Does anybody have a guide to division of hexadecimal base numbers?
For example divide 57F6D by B9.... without first converting to decimal...
I need to do it using long division... on paper... without converting it to any other base... I've been given an example, but when I've been revising, I can't understand how to do it...
57F6D is divided by B9 to give 79B as quotient and 6A as remainder... that's the example...
Hello, yuud!
Does anybody have a guide to division of hexadecimal base numbers?
For example: .$\displaystyle 57F6D_{16} \div B9_{16}\quad\hdots$ without converting to decimal.
My advice is to learn to "think" in hexidecimal
. . or learn to quickly covert from hexidecimal to decimal and back.
In hexidecimal, the division looks like this:
. . $\displaystyle \begin{array}{cccccccc}
&& & & 7 & 9 & B\\
&& -- &--&--&--&-- \\
B\,\;9 & ) & 5 & 7 & F & 6 & D \\
& & 5 & 0 & F \\
& & -- & -- & -- \\
&&& 7 & 0 & 6 \\
&&& 6 & 8 & 1 \\
&&& --&--&-- \\
&&&& 8 & 5 & D \\
&&&& 7 & F & 3 \\
&&&& --&--&-- \\
&&&&& 6 & A
\end{array}$
As everyone has said, exactly like you divide in decimal.
Of course, you need to know some multiplication and division "facts" first- again just like you learned for decimals:
Multiplication tables:
1 times 1= 1, times 2= 2, times 3= 3, ..., to 1 times F= F.
2 times 1= 2, times 2= 4, times 3= 6, times 4= 8, time 5= A, times 6= C, times 7= E, times 8= 10, times 9= 12, times A= 14. times B= 16, time C= 18, times D= 1A, times E= 1C, times F= 1E.

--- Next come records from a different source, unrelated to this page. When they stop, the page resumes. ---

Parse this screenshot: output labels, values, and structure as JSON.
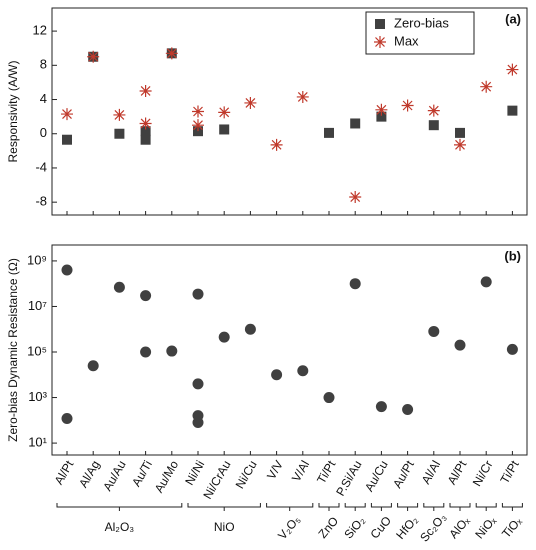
{
  "x_groups": [
    {
      "label": "Al₂O₃",
      "categories": [
        "Al/Pt",
        "Al/Ag",
        "Au/Au",
        "Au/Ti",
        "Au/Mo"
      ]
    },
    {
      "label": "NiO",
      "categories": [
        "Ni/Ni",
        "Ni/CrAu",
        "Ni/Cu"
      ]
    },
    {
      "label": "V₂O₅",
      "categories": [
        "V/V",
        "V/Al"
      ]
    },
    {
      "label": "ZnO",
      "categories": [
        "Ti/Pt"
      ]
    },
    {
      "label": "SiO₂",
      "categories": [
        "P.Si/Au"
      ]
    },
    {
      "label": "CuO",
      "categories": [
        "Au/Cu"
      ]
    },
    {
      "label": "HfO₂",
      "categories": [
        "Au/Pt"
      ]
    },
    {
      "label": "Sc₂O₃",
      "categories": [
        "Al/Al"
      ]
    },
    {
      "label": "AlOₓ",
      "categories": [
        "Al/Pt"
      ]
    },
    {
      "label": "NiOₓ",
      "categories": [
        "Ni/Cr"
      ]
    },
    {
      "label": "TiOₓ",
      "categories": [
        "Ti/Pt"
      ]
    }
  ],
  "chart_data": [
    {
      "type": "scatter",
      "panel_label": "(a)",
      "y_label": "Responsivity (A/W)",
      "ylim": [
        -9.5,
        14.7
      ],
      "yticks": [
        -8,
        -4,
        0,
        4,
        8,
        12
      ],
      "legend": "upper right",
      "series": [
        {
          "name": "Zero-bias",
          "color": "#404040",
          "marker": "square",
          "values": [
            [
              -0.7
            ],
            [
              9.0
            ],
            [
              0.0
            ],
            [
              0.3,
              -0.7
            ],
            [
              9.4
            ],
            [
              0.3
            ],
            [
              0.5
            ],
            null,
            null,
            null,
            [
              0.1
            ],
            [
              1.2
            ],
            [
              2.0
            ],
            null,
            [
              1.0
            ],
            [
              0.1
            ],
            null,
            [
              2.7
            ]
          ]
        },
        {
          "name": "Max",
          "color": "#c0392b",
          "marker": "asterisk",
          "values": [
            [
              2.3
            ],
            [
              9.0
            ],
            [
              2.2
            ],
            [
              5.0,
              1.2
            ],
            [
              9.4
            ],
            [
              2.6,
              1.0
            ],
            [
              2.5
            ],
            [
              3.6
            ],
            [
              -1.3
            ],
            [
              4.3
            ],
            null,
            [
              -7.4
            ],
            [
              2.8
            ],
            [
              3.3
            ],
            [
              2.7
            ],
            [
              -1.3
            ],
            [
              5.5
            ],
            [
              7.5
            ]
          ]
        }
      ]
    },
    {
      "type": "scatter",
      "panel_label": "(b)",
      "y_label": "Zero-bias Dynamic Resistance (Ω)",
      "log_scale": true,
      "ylim": [
        3,
        5000000000
      ],
      "yticks": [
        {
          "value": 10,
          "label": "10¹"
        },
        {
          "value": 1000,
          "label": "10³"
        },
        {
          "value": 100000,
          "label": "10⁵"
        },
        {
          "value": 10000000,
          "label": "10⁷"
        },
        {
          "value": 1000000000,
          "label": "10⁹"
        }
      ],
      "series": [
        {
          "color": "#404040",
          "marker": "circle",
          "values": [
            [
              400000000,
              120
            ],
            [
              25000
            ],
            [
              70000000
            ],
            [
              30000000,
              100000
            ],
            [
              110000
            ],
            [
              35000000,
              4000,
              160,
              80
            ],
            [
              450000
            ],
            [
              1000000
            ],
            [
              10000
            ],
            [
              15000
            ],
            [
              1000
            ],
            [
              100000000
            ],
            [
              400
            ],
            [
              300
            ],
            [
              800000
            ],
            [
              200000
            ],
            [
              120000000
            ],
            [
              130000
            ]
          ]
        }
      ]
    }
  ]
}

3 times 1= 3, times 2= 6, times 3= 9, times 4= C, times 5= F, times 6= 12, times 7= 15, times 8= 18, times 9= 1B, times A= 1E, times B= 21, times C= 24, times D= 27, time E= 2A, times F= 2D
etc.
continuing in that way, you would eventually get to
7 times 1= 7, times 2= E, times 3= 15, times 4= 1C, times 5= 23, times 6= 2A, times 7= 31, times 8= 38, times 9= 3F, times A= 46, times B= 4E, times C= 54
it was that last one, that 7 times B= 4E and 7 times C= 54 that caused Soroban to try B as the first "digit" in the quotient, just as if, in base 10, you had 79 divided into 4883, you would try a trial divisor of 7 or 8 because you know that 7 tmes 7 is 49 and 7 times 8 is 56 (it would be that "9" in the one's place of the divisor that would cause you to try 8 rather than 7). Once you have an idea of where a trial divisor should be, it's just "try and check".